Patients 6 years of age or older with leukemia, lymphoma, or myelodysplastic syndrome (MDS) whose first allogeneic HCT was with a 7/8 MMUD between 2011 and 2018 were included in this study. Patients were treated with SOC aGVHD prophylaxis (CNI + MTX − ATG) with or without abatacept. Exploratory analyses of OS were also evaluated in 7/8 MMUD HCT recipients treated with abatacept + CNI + MTX (without ATG) versus CNI + MTX + ATG, and versus those treated with post-transplant cyclophosphamide-based GVHD prophylaxis.
OS rates at day 180 post-transplant were 98% for patients treated with abatacept + SOC compared to 75% for those treated with SOC only. The exploratory analysis showed that patients who were treated with abatacept + SOC did better than those treated with SOC alone (either CNI + MTX + ATG or post-transplant cyclophosphamide).
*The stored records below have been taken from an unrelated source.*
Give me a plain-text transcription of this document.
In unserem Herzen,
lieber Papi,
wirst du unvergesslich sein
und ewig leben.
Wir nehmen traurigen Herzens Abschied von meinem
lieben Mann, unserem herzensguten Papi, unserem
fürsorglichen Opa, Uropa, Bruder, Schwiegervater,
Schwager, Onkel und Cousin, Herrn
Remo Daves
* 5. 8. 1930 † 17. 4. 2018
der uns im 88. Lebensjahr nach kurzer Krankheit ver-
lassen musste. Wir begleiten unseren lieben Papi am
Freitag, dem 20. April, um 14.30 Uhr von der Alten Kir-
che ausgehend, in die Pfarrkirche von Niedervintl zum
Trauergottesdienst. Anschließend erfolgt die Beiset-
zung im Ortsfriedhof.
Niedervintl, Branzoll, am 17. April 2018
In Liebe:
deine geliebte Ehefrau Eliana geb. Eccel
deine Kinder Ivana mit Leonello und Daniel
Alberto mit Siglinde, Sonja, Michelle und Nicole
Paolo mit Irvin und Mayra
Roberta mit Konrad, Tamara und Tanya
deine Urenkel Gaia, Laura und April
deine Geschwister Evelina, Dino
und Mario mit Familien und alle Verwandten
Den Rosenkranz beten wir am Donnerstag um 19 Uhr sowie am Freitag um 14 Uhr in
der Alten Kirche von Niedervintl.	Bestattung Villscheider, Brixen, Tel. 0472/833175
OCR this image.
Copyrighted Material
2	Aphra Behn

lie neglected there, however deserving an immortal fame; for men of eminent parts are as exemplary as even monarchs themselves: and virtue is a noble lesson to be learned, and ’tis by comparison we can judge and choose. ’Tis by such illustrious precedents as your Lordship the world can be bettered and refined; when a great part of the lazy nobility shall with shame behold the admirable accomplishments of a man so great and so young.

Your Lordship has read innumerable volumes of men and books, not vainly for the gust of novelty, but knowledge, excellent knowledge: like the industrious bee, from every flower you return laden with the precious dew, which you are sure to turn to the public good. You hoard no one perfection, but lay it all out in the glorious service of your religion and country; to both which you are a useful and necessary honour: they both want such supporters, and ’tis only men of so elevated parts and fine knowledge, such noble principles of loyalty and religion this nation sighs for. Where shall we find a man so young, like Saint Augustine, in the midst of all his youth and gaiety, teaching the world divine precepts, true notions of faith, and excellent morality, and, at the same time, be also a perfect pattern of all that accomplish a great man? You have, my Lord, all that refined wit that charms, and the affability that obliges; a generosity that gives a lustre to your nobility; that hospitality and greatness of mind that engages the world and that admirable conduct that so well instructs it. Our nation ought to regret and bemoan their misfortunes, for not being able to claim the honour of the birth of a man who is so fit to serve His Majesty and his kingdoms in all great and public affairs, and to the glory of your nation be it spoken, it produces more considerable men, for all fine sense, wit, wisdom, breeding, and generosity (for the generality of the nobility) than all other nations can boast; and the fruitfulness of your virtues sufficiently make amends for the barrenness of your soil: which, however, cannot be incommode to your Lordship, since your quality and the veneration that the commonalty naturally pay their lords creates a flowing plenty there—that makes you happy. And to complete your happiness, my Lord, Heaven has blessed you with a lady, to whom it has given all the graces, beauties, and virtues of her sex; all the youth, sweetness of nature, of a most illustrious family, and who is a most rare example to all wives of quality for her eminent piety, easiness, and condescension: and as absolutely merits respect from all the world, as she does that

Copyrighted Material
Patients treated with abatacept had significantly better OS at day 180 compared with patients treated with only SOC.
Researchers concluded that abatacept has the potential to be another promising GVHD prevention tool that could expand use of MMUD transplants. Now the only FDA approved drug for GVHD prevention as of January 21, 2022, practice change could be warranted.